Let’s go back to the example of the ACA. Republicans are bent on repealing it and already have introduced legislation in the Senate to do so. House Republicans already have taken some 60 votes to repeal. Of course, even after nearly seven years, nothing serious has been suggested as a replacement. “Repeal and delay” is the new approach, even though such an approach would make the individual insurance market crash and burn, and the benefits of the legislation would be gone.
So far, Democrats have been meeting to plan strategies. Democratic representatives across the country are scheduled to hold meetings with constituents to describe the downfalls and idiocy of the Republican repeal-and-delay approach. President Obama met with Democratic leaders to decide on the best tack for what to do about repeal, and offered the advice, “Make Republicans own it.”
What’s not needed right now is Democratic infighting about what’s wrong with the ACA; how it should have been single-payer all along; how the bill should have done X or Y differently; whether to cooperate with the GOP or not. One position. From everyone. Calling it “#MakeAmericaSickAgain” isn’t too bad a start.

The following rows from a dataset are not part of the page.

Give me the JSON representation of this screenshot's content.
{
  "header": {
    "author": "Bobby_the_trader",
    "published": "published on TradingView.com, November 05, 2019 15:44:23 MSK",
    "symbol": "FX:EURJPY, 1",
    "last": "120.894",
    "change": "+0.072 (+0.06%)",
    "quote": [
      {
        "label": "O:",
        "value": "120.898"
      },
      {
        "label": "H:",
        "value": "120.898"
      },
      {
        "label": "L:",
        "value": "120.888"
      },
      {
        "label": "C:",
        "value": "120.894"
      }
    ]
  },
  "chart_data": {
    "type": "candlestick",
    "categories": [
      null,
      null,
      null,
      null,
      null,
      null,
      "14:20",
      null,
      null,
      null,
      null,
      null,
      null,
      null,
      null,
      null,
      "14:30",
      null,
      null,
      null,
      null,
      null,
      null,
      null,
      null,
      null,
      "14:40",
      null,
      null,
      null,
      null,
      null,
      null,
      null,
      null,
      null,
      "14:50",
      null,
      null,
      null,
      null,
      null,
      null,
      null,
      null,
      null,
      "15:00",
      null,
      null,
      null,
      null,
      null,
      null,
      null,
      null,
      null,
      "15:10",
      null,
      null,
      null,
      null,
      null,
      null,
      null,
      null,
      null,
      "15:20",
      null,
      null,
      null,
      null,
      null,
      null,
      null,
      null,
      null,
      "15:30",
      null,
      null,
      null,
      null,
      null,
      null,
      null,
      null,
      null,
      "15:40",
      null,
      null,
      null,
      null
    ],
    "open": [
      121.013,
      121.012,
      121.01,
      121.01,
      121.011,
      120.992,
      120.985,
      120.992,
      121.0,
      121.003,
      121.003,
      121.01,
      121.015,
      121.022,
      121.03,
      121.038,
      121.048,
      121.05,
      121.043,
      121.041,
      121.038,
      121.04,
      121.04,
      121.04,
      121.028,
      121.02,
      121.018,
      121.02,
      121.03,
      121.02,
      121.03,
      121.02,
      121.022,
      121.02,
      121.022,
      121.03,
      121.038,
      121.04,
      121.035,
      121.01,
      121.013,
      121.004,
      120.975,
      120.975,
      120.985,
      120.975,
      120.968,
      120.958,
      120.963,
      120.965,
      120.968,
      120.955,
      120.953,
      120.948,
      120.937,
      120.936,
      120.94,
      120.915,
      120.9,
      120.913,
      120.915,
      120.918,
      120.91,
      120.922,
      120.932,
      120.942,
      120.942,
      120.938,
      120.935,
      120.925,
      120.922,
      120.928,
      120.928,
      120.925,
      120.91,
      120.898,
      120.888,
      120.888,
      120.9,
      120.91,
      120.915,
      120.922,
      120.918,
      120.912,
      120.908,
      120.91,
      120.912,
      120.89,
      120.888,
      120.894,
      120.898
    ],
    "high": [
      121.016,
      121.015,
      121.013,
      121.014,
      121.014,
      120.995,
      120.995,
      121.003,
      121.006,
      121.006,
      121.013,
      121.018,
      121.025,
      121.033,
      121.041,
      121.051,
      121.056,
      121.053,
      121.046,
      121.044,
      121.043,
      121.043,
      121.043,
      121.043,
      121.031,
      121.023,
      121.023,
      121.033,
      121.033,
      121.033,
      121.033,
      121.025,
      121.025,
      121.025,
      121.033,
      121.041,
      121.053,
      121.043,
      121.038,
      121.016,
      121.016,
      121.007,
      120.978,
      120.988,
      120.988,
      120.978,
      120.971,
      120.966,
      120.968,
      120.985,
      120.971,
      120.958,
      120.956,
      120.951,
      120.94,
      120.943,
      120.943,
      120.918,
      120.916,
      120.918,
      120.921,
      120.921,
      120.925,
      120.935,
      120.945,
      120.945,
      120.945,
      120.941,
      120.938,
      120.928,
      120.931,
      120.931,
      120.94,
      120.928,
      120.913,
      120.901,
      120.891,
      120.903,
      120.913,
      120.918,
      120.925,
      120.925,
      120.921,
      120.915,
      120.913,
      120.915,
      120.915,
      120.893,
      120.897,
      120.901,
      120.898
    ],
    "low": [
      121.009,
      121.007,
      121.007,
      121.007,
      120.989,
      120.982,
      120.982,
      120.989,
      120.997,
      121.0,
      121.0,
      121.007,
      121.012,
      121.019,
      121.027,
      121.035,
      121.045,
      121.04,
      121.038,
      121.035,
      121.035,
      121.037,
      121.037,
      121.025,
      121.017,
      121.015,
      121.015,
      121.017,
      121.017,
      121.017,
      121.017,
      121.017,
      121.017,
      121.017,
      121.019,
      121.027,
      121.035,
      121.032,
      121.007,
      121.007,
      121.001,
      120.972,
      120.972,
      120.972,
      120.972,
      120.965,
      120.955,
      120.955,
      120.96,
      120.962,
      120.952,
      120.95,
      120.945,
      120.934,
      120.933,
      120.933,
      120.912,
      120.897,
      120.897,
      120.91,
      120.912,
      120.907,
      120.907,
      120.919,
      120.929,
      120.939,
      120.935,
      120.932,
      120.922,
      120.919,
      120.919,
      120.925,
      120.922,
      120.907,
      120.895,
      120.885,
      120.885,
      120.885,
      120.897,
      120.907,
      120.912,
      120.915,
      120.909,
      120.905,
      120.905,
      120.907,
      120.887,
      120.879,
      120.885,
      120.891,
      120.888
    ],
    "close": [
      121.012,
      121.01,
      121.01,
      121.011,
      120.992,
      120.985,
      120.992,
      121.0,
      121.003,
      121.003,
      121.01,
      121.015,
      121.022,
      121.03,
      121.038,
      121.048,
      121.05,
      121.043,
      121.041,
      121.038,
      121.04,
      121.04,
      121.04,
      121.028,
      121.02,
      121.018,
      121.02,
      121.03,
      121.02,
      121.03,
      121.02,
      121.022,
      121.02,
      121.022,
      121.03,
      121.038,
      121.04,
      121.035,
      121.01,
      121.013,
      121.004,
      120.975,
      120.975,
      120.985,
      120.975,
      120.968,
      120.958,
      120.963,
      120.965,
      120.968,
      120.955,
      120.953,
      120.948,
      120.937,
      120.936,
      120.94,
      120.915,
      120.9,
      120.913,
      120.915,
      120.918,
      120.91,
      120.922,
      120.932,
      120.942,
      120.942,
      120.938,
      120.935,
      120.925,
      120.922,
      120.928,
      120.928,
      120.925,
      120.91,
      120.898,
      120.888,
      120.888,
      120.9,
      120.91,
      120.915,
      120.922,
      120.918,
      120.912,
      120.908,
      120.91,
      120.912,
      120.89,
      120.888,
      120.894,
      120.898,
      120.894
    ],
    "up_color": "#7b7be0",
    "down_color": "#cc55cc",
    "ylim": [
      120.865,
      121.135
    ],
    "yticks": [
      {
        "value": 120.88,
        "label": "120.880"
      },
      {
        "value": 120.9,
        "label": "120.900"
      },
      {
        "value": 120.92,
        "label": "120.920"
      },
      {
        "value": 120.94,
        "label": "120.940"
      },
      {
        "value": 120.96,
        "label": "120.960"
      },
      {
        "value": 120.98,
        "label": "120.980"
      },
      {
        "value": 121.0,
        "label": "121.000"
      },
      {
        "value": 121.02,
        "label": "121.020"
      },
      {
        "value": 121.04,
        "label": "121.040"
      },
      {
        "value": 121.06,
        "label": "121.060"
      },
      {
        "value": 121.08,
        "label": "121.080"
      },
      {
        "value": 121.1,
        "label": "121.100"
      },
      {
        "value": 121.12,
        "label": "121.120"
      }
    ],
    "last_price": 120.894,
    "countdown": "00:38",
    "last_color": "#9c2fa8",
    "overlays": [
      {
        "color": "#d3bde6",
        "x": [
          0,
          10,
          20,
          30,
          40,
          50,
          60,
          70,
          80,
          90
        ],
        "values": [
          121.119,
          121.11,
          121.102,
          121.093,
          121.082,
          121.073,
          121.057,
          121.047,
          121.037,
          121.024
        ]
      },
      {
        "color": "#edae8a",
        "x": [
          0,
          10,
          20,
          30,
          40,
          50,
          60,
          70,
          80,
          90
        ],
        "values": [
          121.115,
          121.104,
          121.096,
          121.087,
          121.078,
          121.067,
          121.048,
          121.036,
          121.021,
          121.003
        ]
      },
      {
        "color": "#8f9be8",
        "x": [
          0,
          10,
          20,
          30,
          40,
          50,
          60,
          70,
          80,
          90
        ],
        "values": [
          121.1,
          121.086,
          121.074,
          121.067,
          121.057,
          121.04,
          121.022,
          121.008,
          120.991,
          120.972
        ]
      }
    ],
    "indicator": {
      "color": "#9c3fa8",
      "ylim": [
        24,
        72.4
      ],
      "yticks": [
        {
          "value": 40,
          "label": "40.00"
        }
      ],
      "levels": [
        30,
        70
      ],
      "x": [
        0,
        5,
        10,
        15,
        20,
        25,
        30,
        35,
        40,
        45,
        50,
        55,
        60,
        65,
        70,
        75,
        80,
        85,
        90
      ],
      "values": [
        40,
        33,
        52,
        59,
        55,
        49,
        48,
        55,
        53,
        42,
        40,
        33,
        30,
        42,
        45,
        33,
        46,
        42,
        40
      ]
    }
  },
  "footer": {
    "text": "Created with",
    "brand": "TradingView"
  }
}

No, Democrats have one job, and every Democrat must say the same thing: The public will be the losers if the ACA is repealed, and it will be the Republicans’ fault. Donald Trump can tweet all he wants that it will be the Democrats’ fault, but no one’s buying his words.
Look, we’re not going to agree on every approach made by Democrats in Congress. We often disagree on this website. But as a party in the minority, we can’t afford petty disagreements.